Workspaces in Linux!

Posted: July 6, 2010 in Demystify Linux

Linux has a concept called workspace. A workspace is simply equivalent to a desktop. Of course there can only be one desktop on a system therefore a workspace is a virtual desktop.I like to compare it with the opening a new web page using a new tab in a web browser.

Workspaces help to categorize our tasks.Consider a system with only one desktop. Suppose we are editing a text file and suddenly we require a search on the web with a browser. Normally we proceed to open the web browser in a new window. Although this is simple it leads to a more cluttered desktop and less screen real estate. Now if we want to open a file or folder on the hard-disk we need to open a new window leading to a further decrease in screen real estate. and more cluttering. This is where the conceot of workspaces starts being useful.

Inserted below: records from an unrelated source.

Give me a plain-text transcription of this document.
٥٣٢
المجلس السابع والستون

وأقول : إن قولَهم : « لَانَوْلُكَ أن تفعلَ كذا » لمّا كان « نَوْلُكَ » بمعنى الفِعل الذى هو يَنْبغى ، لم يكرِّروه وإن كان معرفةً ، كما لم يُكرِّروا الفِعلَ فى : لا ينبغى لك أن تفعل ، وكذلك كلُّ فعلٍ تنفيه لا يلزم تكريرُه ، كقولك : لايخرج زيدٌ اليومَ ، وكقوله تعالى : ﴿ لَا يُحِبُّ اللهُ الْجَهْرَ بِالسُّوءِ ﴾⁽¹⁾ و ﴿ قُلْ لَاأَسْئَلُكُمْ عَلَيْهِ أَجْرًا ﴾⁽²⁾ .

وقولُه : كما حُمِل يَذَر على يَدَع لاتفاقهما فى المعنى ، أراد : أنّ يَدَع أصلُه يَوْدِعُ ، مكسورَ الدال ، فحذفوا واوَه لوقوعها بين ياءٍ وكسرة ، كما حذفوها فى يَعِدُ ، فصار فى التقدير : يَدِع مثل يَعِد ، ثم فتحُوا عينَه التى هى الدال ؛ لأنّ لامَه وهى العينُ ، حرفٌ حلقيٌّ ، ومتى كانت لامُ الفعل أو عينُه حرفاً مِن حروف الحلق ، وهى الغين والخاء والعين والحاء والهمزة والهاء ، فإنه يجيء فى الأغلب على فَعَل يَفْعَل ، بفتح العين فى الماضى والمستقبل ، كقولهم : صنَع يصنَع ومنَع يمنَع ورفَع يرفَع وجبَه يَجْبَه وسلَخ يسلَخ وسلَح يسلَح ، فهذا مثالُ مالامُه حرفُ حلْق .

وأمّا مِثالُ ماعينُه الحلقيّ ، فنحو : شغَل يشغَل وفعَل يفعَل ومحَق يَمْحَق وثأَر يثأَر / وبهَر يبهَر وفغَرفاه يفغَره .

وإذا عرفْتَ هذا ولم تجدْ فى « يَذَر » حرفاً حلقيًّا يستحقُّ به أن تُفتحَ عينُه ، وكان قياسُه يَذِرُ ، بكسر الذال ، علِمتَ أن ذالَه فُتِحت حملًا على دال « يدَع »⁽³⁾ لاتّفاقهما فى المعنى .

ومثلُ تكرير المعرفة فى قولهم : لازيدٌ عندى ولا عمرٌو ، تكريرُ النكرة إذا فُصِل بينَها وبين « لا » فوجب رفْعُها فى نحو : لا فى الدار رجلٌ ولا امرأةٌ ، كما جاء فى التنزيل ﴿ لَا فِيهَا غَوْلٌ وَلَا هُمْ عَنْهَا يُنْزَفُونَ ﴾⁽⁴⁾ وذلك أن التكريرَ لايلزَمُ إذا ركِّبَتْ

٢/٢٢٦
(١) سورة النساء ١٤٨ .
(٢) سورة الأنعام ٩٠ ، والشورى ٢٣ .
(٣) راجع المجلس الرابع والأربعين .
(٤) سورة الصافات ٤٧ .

We can create any no of workspace as we want but I think 4 will be sufficient. Now we can improve the above scenario by delegating each of the three tasks to each workspace. This will make it look like that there is only one open window on each workspace leading to less clutter.

Workspace in Linux

Workspace in Linux

The above screenshot was taken while I was creating this blog. It shows the current no of workspaces and their current status on the gnome panel. In the leftmost workspace I have opened the Firefox browser for editing this blog. Moving to the right the second column shows that I have opened an office document for editing and the third one shows that I have opened my hard-disk for saving the screenshot :). The fourth one was used for editing the screenshot using Gimp but it naturally won’t come into the picture 🙂

Workspaces also have lead to some amazing Desktop effects in Linux namely the Cube Desktop Effects.